Tonal noise suppression of an underexpanded orifice jet upon impingement over corrugated geometries

Abstract

The current study investigates the noise generation of an orifice jet upon impingement over different corrugated geometries for different nozzle pressure ratios. Semi-circular corrugations of different pitch lengths are considered for this study. A comparison of corrugated geometries is made with the flat plate. A standoff distance of 3.5 times jet diameter is considered. Several tones and their harmonics of the feedback loops established between the orifice exit and the plates are analyzed. The far-field acoustic spectra show that the corrugated geometries emit less noise at subsonic speed compared to supersonic speed.

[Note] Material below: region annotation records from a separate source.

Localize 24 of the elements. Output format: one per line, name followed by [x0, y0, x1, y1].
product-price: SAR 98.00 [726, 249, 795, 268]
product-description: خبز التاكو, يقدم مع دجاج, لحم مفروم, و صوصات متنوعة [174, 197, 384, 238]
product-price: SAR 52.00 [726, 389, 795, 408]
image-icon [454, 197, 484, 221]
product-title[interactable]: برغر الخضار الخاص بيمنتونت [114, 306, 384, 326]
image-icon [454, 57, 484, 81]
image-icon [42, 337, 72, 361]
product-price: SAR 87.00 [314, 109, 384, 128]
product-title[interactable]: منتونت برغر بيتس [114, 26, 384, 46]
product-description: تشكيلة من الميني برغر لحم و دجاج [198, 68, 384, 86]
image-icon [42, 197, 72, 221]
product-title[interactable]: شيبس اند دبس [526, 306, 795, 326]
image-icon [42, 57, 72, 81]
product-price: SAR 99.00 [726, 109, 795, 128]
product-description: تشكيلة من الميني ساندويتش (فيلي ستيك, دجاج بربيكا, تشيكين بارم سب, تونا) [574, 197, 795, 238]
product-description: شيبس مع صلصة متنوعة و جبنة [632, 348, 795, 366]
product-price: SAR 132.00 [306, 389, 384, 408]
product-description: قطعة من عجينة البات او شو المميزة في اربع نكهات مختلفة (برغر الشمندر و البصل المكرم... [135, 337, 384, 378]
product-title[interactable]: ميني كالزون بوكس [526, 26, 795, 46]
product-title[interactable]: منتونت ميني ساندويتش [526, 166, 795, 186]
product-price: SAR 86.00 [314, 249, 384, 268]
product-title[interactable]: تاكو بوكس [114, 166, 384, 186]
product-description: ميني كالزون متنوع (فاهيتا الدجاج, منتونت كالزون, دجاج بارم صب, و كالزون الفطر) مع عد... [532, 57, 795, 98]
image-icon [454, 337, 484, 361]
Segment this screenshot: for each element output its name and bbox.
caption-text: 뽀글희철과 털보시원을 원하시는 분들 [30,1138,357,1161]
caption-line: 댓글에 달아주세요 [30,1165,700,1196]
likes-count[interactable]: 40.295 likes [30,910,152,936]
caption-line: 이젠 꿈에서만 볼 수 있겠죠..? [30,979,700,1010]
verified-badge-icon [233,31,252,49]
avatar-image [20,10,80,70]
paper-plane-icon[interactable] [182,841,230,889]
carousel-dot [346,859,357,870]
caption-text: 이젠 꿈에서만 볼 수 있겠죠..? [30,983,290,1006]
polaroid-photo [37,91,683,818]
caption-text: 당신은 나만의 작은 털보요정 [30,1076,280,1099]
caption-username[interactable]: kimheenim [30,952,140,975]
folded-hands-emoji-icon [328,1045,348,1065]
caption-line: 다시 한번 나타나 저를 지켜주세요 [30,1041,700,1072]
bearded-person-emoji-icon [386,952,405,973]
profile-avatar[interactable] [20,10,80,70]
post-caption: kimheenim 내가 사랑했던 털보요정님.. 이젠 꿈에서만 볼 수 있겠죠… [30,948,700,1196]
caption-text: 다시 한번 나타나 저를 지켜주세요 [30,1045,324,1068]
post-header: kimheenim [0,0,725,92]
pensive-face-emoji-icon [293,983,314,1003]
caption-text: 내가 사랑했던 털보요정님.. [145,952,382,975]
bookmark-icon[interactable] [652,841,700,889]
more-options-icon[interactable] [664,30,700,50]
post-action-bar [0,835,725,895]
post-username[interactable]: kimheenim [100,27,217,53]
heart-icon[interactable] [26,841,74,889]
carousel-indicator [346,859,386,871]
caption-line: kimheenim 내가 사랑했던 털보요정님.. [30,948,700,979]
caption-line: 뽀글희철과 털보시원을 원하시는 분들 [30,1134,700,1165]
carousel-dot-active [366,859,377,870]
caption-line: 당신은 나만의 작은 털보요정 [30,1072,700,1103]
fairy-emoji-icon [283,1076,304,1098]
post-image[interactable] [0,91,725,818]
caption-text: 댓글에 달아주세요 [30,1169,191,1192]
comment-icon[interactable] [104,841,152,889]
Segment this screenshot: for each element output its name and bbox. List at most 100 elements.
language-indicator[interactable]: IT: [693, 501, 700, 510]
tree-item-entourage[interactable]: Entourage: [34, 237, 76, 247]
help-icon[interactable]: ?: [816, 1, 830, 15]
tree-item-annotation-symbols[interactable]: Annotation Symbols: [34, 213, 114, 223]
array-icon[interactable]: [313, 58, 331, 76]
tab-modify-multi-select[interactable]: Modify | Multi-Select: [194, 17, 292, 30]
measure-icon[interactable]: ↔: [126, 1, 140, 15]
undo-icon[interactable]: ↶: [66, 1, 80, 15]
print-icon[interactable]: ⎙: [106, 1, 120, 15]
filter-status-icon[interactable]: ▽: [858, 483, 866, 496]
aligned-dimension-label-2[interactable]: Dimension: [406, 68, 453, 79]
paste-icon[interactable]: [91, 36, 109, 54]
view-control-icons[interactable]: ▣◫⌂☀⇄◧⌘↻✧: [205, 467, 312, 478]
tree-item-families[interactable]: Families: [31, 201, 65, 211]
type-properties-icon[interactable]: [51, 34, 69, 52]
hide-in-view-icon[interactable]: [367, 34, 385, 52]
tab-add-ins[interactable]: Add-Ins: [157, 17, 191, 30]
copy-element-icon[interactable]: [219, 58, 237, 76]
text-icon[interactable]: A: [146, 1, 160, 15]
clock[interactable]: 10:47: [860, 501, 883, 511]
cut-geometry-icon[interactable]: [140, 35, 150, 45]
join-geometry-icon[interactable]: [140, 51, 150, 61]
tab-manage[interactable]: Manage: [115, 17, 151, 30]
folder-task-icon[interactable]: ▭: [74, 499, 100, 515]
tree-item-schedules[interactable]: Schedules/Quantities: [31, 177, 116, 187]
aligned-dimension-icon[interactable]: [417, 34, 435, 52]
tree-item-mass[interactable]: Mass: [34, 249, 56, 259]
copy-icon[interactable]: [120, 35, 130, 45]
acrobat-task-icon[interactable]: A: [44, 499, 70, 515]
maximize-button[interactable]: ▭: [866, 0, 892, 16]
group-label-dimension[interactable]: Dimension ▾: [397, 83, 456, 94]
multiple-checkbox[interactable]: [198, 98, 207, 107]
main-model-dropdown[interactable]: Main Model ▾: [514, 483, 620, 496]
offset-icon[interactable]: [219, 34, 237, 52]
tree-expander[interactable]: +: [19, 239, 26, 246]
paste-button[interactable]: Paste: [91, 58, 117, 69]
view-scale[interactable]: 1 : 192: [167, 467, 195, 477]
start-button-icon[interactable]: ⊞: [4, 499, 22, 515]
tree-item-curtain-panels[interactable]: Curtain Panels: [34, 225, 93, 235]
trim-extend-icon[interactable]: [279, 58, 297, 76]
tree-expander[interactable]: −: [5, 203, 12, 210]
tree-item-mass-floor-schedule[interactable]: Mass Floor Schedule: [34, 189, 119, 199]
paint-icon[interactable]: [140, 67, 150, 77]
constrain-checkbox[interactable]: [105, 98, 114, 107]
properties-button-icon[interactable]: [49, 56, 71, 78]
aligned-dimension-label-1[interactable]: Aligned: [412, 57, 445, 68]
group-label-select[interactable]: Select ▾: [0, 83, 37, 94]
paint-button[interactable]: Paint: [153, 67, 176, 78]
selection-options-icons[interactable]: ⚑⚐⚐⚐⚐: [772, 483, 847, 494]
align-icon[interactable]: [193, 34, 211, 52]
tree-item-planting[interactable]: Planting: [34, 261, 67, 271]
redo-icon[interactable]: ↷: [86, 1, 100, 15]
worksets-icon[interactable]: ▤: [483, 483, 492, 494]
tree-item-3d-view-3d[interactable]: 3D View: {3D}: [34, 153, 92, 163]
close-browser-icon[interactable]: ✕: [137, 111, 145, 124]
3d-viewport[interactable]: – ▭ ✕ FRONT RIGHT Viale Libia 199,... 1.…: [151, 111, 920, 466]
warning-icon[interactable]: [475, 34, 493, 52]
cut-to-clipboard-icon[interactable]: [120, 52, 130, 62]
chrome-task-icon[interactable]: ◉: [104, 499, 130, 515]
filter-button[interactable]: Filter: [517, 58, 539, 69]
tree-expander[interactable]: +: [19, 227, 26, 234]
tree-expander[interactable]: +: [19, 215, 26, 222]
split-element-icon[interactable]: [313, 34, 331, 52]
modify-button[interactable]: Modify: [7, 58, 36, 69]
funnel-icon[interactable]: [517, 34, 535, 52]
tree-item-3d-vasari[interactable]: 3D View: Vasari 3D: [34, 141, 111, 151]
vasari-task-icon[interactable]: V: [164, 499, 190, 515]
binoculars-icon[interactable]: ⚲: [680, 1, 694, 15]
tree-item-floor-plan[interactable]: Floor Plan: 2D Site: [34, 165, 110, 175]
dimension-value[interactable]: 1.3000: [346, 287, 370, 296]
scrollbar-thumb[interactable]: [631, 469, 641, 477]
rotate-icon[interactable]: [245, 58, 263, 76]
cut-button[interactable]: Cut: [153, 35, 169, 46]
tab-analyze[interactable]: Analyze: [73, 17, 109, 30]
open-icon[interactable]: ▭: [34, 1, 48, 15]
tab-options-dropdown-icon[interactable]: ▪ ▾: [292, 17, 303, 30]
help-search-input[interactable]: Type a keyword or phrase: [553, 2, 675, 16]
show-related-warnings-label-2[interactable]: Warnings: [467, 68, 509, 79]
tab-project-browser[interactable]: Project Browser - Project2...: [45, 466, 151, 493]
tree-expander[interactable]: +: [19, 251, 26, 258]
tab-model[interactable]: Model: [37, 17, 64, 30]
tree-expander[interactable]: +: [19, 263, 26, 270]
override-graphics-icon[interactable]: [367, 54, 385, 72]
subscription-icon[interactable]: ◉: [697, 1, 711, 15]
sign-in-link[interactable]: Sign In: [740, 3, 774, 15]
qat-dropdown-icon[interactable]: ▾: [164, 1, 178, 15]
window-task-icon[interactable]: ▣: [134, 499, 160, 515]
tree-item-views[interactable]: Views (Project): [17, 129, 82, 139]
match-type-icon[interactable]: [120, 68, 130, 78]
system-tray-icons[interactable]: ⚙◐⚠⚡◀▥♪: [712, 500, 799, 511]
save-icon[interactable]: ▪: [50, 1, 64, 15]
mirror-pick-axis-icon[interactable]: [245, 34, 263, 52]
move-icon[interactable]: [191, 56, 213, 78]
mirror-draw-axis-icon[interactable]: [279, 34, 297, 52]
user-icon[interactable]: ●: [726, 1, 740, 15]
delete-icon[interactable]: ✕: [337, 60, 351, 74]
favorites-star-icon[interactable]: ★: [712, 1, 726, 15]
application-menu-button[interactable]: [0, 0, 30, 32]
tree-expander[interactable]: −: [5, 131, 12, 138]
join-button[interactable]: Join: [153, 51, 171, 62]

A reduction of overall sound pressure level (OASPL) up to a range of 3 dB to 8 dB is observed for the corrugated plate compared to the base plate at the subsonic range. The tonal noise is reduced for the corrugated geometries at all NPRs. The wavelength of the primary tones is compared with the pitch length of semi-circular corrugations. This indicates that semi- circular corrugations reduce the wavelength of fundamental tones and increase the time required to complete the feedback loop. Schlieren images show the presence of the acoustic feedback loop and standing waves near the impingement region for the flat plate. The flow field in between the semi-circular corrugations is analyzed by solving the large eddy simulation. The directivity study shows a reduction in OASPL value at the upstream direction at NPR 4 and 4.8 for the corrugated geometries.